KUR'AN

    

      Kur’an’a nasıl inanmalı: Kur’an, kendisini gereği üzere okuyanı hidayet eder; gereği üzere okumayanı sapıtır.

     “Biz, Kur'an'dan öyle bir şey indiriyoruz ki o, müminler için şifa ve rahmettir; zalimlerin ise yalnızca ziyanını artırır.” (İsra-82)

     Şimdi kime ve hangi şartlar altında fayda sağladığını Kur’an’ın kendisinden okuyalım. Ta baştaki sure yani bakara suresi ve ikinci ayet:

     “İşte (kâmil) kitap budur, kendisi (nin Allah katından gönderildiği) inde hiç şüphe yoktur, muttaki (emirleri terk etmekten, yasakları işlemekten sakınan) lar için bir hidayettir(onları dosdoğru yola sevk eden, bir saadet, mutluluk ve selamet rehberidir).” (Bakara-2)

      Kur’an, kendisinden istifade ederek hidayete ulaşmak isteyenlerden “müttaki” olmalarını şart koşuyor. Peki, muttaki kimdir? Hemen sonraki ayet cevap veriyor:

      “Öyle (muttaki) kimseler ki, gayba inanırlar ve namazlarını hakkıyla kılarlar. Ve kendilerine rızk olarak verdiğimiz şeylerden infak ederler(Allah yolunda verirler).” (Bakara-3)

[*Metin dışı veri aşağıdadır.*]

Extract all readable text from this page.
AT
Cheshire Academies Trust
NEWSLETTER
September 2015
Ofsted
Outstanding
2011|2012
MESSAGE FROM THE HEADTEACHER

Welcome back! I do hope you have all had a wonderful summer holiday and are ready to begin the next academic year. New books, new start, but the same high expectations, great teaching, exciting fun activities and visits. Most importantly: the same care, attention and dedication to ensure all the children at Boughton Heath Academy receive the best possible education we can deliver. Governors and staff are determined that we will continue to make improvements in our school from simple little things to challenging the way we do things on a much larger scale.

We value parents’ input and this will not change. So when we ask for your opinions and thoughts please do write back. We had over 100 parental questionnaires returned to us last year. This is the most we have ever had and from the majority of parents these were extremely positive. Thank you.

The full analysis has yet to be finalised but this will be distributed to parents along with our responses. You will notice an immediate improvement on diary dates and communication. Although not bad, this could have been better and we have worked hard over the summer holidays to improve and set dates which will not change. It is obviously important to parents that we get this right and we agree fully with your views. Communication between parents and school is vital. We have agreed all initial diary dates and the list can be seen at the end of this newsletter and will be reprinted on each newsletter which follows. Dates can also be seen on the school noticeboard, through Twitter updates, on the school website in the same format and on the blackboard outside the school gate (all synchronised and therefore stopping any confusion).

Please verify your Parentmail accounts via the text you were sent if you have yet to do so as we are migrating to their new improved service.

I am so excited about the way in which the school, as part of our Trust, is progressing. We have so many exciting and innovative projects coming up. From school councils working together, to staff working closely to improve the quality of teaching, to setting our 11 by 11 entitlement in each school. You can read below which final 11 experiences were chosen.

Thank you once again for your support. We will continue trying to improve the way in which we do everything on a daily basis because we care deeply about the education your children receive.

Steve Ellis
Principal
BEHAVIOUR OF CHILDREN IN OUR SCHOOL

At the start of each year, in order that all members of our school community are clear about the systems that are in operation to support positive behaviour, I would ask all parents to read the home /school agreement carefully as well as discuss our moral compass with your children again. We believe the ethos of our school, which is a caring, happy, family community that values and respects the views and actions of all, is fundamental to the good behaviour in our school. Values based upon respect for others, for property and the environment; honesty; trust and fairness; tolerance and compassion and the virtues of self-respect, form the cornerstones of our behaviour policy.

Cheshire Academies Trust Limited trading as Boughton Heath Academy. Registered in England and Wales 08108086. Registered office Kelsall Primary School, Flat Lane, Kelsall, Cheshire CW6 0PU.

      Bu ayette, muttakiler de bulunması gereken üç şart koşuldu:

     1- Gayba inanmak. Gayb: Akıl ile ve duyu organları (his) ile anlaşılamayan şeylerdir. Örneğin: Allah’ın varlığı, sıfatları, peygamberlik ve onunla ilgili hükümler, ahiret günü ve ahiret halleri, mahşer,sırat, mizan, cennet, cehennem gibi konulardır.

     2- Namazı hakkıyla kılmak. Hem tadili erkan,hem huşu ve hem de ihlas ile kılmaktır.

     3- Sahip olduğu dünya nimetlerinden Allah yolunda harcamak, ihtiyaç sahiplerine vermek, zekat ve fitre gibi emirleri yerine getirmek.

     Buraya kadar anlatılan üç şeyden Gayba iman kalp ile, Namaz beden ile, infak da mal ile yapılanlardır. Bunları bildirdikten sonra ve bunlara ek olarak, dördüncü ayette;

     “(müttakiler) daha o kimselerdir ki, sana indirilen (Kur’an) e ve senden evvel(geçen peygamberlere) indirilen (kitaplara) inanırlar ve onlar ahirete de şüphesiz inanırlar.” (Bakara-4)

     Üçüncü ayetteki şartlara ilave olarak, üç şart da bu ayet ile istenmektedir:

     4- Peygamber’e indirilene inanmak. Burada çok dikkat gerektiren bir incelik var: Efendimiz(sav)e indirilenden maksat: hem okuduğumuz Kur’an’ı Kerim, hem de okunmayan ve namazlarda kıraat yerine geçmeyen vahiydir. Okuduğumuz Kur’an’dan maksat: bildiğimiz ve mushafta toplanmış olan sureler ve ayetlerdir. Okunmayan Vahiy ise: rekatların sayıları, zekat ölçüleri, bazı suçların cezaları gibi Efendimiz(sav) in sünnet ile açıkladığı konulardır. Çünkü Allah cc, Peygamberi hakkında: “O, heva (kendi keyfin) den (bir şey) konuşmaz. O (nun söylediği) ancak vahiydir ki, (Allah tarafından) ona vahyediliyor.” (Necm: 3-4).

     5- Önceki kitaplara inanış şekli ise; O kitapların da Allah tarafından indirildiğine ve Efendimiz(sav) den önceki peygamberlere indirildikleri durumu ile inanmak.

     6- Ahiret gününe şüphesiz inanmak.

     Kur’an’dan yararlanmak isteyenlerden, Kur’an’ın istediği şartlar bunlardır. Bu şartları yerine getirebilenleri ulaştıracağı hidayetin neticesini ise 5.ayet bildiriyor: “İşte onlar (bu sıfatları takınanlar), Rableri tarafından büyük bir hidayet (dosdoğru yol) üzeredirler ve felaha (muratları olan cennete) kavuşacak olanlar da ancak onlardır.” (Bakara-5)

     Kur’an’dan faydalanabilmek için, O’nu bize göndermiş olan Rabbimizin istediği gibi anlamaya çalışmalıyız. Kendi istediğimiz şekilde anlarsak, çok büyük hatalara düşmüş oluruz.